Meski begitu, kata Annisa, keberadaan APD terbatas, apalagi di rumah sakit swasta, yang bukan rujukan pemerintah.

“Seperti (contohnya), yang dipakai bukan goggle medis… tapi goggle untuk industrial pun kita pakai karena tidak ada yang lain.
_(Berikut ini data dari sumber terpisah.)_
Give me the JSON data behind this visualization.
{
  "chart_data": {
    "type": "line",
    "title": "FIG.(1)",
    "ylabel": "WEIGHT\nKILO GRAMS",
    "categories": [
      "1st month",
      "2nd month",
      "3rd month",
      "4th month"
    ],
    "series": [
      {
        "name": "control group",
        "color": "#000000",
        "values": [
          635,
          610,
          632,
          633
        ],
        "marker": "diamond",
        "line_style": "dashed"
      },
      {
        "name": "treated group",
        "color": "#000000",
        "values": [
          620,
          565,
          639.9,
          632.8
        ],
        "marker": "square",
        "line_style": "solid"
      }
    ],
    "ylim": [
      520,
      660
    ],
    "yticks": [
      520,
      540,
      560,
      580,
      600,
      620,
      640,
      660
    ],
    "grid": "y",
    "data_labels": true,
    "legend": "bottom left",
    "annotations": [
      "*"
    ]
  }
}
Sedangkan kita itu shift-nya bisa sampai 8 jam dan APD tidak bisa dilepas karena udah nggak ada lagi (stok APD-nya),” ujar Annisa.

Ketua Persatuan Perawat Nasional Indonesia (PPNI), Harif Fadhillah, mengatakan hingga 26 Maret masih banyak perawat yang mengeluhkan langkanya APD.

Sebelumnya, tenaga medis di sejumlah daerah, seperti Serang di Banten, dan Surabaya, Jawa Timur, mengenakan jas hujan karena keterbatasan APD.

Dalam pernyataan bersama IDI, PPNI, dan sejumlah organisasi lainnya, mereka mendesak terjaminnya APD bagi para petugas medis karena dalam kondisi wabah, setiap pasien mungkin adalah orang dalam penularan (ODP) atau pasien dalam pengawasan (PDP).

“Bila hal ini tidak terpenuhi, maka kami meminta kepada anggota profesi kami untuk sementara tidak ikut melakukan perawatan penanganan pasien Covid-19 demi melindungi dan menjaga kesehatan Sejawat,” ujar organisasi itu dalam pernyataan tertulis (27/03).

Apa yang dilakukan pemerintah?


Pemerintah mengklaim telah mendistribusikan 151.000 APD ke seluruh provinsi di Indonesia, termasuk ke wilayah yang kesulitan transportasi seperti di Papua dan Papua barat serta wilayah perbatasan.

“Pertama, APD tersebut akan didorong khususnya kepada daerah-daerah yang memiliki kesulitan transportasi dan di perbatasan,” kata Paban IV/Operasi Dalam Negeri Staf Operasi TNI, Kolonel Aditya Nindra (27/3).

“Dari rumah sakit-rumah sakit yang ada di daerah, bisa berkomunikasi kepada gugus tugas daerah sehingga mereka bisa mendapatkan alokasi dari APD yang sudah didistribusikan itu,” kata Aditya.

Sementara di Jakarta, Gubernur Anies Baswedan menyediakan Hotel Grand Cempaka untuk ditempati para petugas medis.

Ia mengatakan hal itu dilakukan untuk mengakomodasi tenaga medis yang khawatir pulang ke rumah masing-masing karena takut membawa penyakit.

Anies mengatakan, dalam waktu dekat tiga hotel milik BUMD DKI juga akan segera menyusul, dengan jumlah total 261 kamar tambahan dan 361 tempat tidur.